The extensible nature of the ElitePad is an example the flexibility that needs to be designed into solutions to increase value and the business environment today and in the future. Last month the personal system group within HP announced a whole series of new machines (like the Rove).
The new HP Pro and HP Elite series desktop PCs were also announced, including space-saving commercial all-in-ones (AiOs) with rich multimedia and optional touch screens, act as the hub of enterprise productivity. You can see more about these in the press release.
This week there should be a number of interest announcements… if you're there have fun it should be a great opportunity to answer questions and learn.

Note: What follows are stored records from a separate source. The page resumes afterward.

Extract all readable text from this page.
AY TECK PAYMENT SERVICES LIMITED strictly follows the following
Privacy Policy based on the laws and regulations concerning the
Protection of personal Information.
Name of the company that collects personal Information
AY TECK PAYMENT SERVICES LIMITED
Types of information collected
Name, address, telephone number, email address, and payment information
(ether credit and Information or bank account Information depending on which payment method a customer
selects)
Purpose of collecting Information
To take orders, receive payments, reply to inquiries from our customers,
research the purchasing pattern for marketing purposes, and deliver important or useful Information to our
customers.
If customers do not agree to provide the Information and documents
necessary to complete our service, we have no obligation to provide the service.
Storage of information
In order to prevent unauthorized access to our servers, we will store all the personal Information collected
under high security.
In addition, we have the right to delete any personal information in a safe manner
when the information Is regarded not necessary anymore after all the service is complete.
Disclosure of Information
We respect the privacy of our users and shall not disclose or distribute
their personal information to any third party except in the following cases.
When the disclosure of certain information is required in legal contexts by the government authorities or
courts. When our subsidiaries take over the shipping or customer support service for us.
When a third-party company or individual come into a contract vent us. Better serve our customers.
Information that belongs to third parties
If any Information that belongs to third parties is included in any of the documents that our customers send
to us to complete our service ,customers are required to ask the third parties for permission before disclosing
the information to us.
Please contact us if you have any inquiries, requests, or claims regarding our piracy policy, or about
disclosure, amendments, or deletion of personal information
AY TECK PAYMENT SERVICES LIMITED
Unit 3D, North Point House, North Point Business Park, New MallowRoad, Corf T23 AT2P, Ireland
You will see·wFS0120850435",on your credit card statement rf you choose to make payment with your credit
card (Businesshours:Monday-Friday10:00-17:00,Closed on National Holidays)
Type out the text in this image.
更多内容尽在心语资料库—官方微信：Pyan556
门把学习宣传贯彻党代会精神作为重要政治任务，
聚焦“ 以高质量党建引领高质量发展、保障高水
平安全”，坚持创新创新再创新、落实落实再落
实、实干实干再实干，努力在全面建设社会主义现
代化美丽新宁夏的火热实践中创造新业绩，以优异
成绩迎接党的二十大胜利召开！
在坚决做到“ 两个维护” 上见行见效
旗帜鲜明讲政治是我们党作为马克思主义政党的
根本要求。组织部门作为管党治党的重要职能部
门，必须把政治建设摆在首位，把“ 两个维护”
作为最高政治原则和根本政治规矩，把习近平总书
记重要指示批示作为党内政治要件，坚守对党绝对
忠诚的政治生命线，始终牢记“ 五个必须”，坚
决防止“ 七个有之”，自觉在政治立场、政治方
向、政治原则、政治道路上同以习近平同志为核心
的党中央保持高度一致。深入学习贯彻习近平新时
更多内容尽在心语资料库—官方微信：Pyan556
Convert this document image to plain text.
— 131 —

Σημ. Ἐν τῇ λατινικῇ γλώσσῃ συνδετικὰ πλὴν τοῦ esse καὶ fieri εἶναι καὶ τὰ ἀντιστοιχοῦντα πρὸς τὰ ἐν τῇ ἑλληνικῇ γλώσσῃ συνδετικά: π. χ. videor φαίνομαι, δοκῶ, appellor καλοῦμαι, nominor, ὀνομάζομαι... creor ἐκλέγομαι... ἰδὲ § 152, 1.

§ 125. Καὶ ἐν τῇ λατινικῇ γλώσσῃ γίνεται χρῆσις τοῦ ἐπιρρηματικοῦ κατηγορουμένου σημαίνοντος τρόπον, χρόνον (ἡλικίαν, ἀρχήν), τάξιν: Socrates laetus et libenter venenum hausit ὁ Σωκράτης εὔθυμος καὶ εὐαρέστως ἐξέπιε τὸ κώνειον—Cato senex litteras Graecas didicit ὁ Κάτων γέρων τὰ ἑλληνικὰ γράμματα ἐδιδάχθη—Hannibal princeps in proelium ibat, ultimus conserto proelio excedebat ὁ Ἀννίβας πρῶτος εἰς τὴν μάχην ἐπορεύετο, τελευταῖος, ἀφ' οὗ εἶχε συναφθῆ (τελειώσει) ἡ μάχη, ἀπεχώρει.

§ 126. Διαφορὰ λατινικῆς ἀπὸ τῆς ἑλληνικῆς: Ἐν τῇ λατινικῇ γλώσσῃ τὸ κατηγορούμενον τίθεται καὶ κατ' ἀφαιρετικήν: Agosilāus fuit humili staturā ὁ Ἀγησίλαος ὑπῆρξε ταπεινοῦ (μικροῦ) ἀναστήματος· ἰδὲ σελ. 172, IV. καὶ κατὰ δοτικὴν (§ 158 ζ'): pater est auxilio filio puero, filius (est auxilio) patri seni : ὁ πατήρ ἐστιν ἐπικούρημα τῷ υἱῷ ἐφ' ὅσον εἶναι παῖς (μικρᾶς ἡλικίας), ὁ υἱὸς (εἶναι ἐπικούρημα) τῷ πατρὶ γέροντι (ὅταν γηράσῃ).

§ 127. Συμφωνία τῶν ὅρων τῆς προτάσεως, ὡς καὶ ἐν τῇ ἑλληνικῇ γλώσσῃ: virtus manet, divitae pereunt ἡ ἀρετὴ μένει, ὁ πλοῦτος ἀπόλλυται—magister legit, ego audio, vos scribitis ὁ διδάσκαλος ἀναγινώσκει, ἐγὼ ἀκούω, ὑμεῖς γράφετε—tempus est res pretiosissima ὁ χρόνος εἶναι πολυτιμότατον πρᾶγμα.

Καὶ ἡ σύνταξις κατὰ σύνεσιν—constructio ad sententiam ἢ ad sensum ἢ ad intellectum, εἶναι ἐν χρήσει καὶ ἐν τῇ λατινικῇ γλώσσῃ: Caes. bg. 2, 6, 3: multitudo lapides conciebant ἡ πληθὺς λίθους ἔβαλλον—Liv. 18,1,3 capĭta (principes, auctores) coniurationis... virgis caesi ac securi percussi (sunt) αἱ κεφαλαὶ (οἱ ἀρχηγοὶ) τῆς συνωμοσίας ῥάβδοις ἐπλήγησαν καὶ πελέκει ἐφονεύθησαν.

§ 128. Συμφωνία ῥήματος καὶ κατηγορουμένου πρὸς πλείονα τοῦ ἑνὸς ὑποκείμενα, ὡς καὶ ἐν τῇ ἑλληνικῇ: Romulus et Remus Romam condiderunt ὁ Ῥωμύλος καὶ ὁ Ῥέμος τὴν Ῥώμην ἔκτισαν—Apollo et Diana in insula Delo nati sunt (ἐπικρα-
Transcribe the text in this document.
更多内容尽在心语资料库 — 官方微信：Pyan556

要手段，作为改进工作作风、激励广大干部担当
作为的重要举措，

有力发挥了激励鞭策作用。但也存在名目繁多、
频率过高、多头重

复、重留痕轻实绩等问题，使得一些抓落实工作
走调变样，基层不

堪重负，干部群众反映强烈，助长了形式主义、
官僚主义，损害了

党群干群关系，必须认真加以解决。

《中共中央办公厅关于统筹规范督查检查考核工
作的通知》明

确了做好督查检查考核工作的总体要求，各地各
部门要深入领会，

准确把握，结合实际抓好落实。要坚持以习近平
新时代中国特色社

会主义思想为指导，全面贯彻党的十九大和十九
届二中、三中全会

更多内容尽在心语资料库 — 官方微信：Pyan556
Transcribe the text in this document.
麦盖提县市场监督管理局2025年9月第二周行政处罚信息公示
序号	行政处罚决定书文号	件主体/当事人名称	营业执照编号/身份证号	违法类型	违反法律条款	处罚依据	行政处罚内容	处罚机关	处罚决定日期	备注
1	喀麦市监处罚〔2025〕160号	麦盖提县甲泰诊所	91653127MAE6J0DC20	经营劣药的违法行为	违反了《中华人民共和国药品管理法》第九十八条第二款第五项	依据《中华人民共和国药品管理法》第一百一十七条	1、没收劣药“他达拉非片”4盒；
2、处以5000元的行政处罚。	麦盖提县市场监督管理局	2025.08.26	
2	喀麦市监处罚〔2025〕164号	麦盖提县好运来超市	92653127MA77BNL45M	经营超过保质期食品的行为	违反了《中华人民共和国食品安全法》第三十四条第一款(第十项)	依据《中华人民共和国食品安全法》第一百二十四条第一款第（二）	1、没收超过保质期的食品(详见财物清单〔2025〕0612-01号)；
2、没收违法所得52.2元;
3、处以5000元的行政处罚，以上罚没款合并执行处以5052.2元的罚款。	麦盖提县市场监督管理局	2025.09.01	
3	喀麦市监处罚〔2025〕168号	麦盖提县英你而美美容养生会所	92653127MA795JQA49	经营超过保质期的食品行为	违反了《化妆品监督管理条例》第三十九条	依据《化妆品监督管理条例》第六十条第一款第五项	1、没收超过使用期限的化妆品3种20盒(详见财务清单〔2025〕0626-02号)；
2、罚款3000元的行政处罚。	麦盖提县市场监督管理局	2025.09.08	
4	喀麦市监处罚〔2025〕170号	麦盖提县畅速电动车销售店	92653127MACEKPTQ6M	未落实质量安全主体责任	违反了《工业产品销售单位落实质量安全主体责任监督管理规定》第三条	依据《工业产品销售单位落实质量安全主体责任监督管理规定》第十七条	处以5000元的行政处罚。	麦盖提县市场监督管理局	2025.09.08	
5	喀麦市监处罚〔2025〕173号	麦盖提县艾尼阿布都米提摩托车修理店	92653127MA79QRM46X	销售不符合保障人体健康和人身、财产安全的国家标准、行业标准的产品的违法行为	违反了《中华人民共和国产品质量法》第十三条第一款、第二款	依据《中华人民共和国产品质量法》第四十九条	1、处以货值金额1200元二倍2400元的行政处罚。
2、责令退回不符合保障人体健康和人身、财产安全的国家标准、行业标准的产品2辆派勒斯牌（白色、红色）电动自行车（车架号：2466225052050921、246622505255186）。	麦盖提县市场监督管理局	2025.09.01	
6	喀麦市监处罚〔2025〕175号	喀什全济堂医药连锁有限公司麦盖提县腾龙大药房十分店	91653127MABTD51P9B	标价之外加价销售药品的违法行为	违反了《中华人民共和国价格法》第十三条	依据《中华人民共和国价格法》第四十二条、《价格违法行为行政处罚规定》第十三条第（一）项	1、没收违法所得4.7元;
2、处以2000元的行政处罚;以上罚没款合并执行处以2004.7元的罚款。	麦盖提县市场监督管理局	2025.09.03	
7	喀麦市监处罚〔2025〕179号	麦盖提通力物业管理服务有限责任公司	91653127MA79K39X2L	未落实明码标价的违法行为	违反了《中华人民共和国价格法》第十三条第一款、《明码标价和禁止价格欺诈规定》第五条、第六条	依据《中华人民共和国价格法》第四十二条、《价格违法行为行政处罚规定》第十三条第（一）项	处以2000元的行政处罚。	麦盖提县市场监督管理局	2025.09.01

I couldn't make it this year.
Recently readwrite.com had an article on Why Programming is the Core Skill for the 21st Century. The focus of the article is that there are far more programming jobs than there are people who can fill them, therefore alternative techniques are being applied - everywhere. I find that interesting, since there are numerous experienced programmers that are out of work, but maybe they have not kept up as the needs of the marketplace have changed.
“According to the U.S. Bureau of Labor Statistics, there were 913,000 computer programmer jobs in 2010. That number is expected to jump 30% from 2010 to 2020. Meanwhile, the average growth of all other U.S. jobs is predicted to be just 14%.“
With the increased analytic capabilities and computing in general more and more jobs are going to be augmented with automation. Knowing how this works will be important. It makes me wonder if the IT organization of the future will be focused more on supporting the business organization with their own automation efforts, rather than being seen as the go-to business process automation resource pool, or will entities like codeacademy take on that role? Before you ask – yes I have actually reviewed a few courses on codeacademy.